Similarly globally, the SheWorks! It makes it easier for women to come into contact with companies around the world, being able to work for them remotely and flexibly.
Avoiding displacement would have a positive impact on the environment
Beyond the time and money savings of working from home, avoiding commuting to the office can reduce carbon emissions.
According to Global Workforce Analytics estimates, in the US, remote workers could reduce greenhouse gas emissions by 54 million tons per year, only by telecommuting half the workweek.
And it’s not just about commuting.
A report from the Consumer Electronics Association (CEA ) in the US indicates that the use of electronic devices for teleworking could save 9,000 to 14,000 million kilowatt-hours of energy each year.
In our country, according to a study prepared by the Másfamilia Foundation. Working from home 2 days a week —with an estimate of 40% of the population likely to telework— would mean a reduction of 332,843 tons CO2 / year in Barcelona alone.

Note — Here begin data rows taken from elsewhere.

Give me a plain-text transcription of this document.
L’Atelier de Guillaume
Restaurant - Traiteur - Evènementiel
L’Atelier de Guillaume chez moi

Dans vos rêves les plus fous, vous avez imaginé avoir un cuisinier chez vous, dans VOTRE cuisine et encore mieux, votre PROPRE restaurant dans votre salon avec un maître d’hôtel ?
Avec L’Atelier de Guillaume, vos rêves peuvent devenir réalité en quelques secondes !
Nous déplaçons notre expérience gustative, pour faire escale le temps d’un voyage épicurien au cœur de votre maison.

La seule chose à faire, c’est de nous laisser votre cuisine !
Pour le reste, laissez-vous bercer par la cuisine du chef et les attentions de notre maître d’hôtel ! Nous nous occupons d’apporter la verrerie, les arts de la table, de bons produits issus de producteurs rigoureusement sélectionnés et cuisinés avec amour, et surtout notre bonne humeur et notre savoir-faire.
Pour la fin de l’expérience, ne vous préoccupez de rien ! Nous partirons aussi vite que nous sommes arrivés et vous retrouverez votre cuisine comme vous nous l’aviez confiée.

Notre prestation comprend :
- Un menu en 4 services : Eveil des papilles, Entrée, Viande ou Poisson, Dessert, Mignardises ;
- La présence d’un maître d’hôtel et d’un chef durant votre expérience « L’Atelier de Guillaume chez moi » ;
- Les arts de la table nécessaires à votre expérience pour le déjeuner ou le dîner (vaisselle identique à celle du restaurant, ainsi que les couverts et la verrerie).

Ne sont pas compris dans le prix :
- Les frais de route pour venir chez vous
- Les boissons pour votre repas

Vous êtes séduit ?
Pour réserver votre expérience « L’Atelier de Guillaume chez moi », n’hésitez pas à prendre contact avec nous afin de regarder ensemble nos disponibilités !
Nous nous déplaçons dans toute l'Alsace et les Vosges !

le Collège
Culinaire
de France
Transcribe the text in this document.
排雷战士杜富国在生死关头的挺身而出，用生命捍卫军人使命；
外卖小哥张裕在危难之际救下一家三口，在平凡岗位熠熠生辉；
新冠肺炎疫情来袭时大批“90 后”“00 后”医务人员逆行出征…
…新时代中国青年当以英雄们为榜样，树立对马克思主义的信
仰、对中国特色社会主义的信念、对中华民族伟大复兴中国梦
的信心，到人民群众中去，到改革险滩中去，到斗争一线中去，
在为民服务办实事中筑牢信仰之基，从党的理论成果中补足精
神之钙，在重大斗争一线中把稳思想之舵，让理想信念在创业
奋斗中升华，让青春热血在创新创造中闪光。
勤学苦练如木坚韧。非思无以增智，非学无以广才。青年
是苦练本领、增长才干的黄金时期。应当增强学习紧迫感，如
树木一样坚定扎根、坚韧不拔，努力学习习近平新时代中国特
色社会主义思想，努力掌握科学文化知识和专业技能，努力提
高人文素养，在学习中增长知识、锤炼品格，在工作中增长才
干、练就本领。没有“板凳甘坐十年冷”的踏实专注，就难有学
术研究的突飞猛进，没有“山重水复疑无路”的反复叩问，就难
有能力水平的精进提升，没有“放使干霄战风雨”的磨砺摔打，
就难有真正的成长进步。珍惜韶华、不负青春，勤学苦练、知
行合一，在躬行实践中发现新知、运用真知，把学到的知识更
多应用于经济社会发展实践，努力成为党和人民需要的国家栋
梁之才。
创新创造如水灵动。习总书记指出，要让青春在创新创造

For the State as a whole, this impact was estimated between 9 and 10 times higher. Reaching a reduction of approximately 3 mm ton CO2 / year, practically the emissions of the entire metal industry in our country, according to the report.
Although the positive impact that teleworking can have on the environment could be a seasonal benefit.
According to the findings of a recent investigation by the British consultancy firm WSP. While working from home in the summer can save up to 400 kilos of carbon emissions. It is not so ecological to do it in winter.
This is because, according to their estimates, working from home in the cold season means a greater number of heating systems heating homes. Which produces much more carbon emissions than those related to the journey of employees to their office.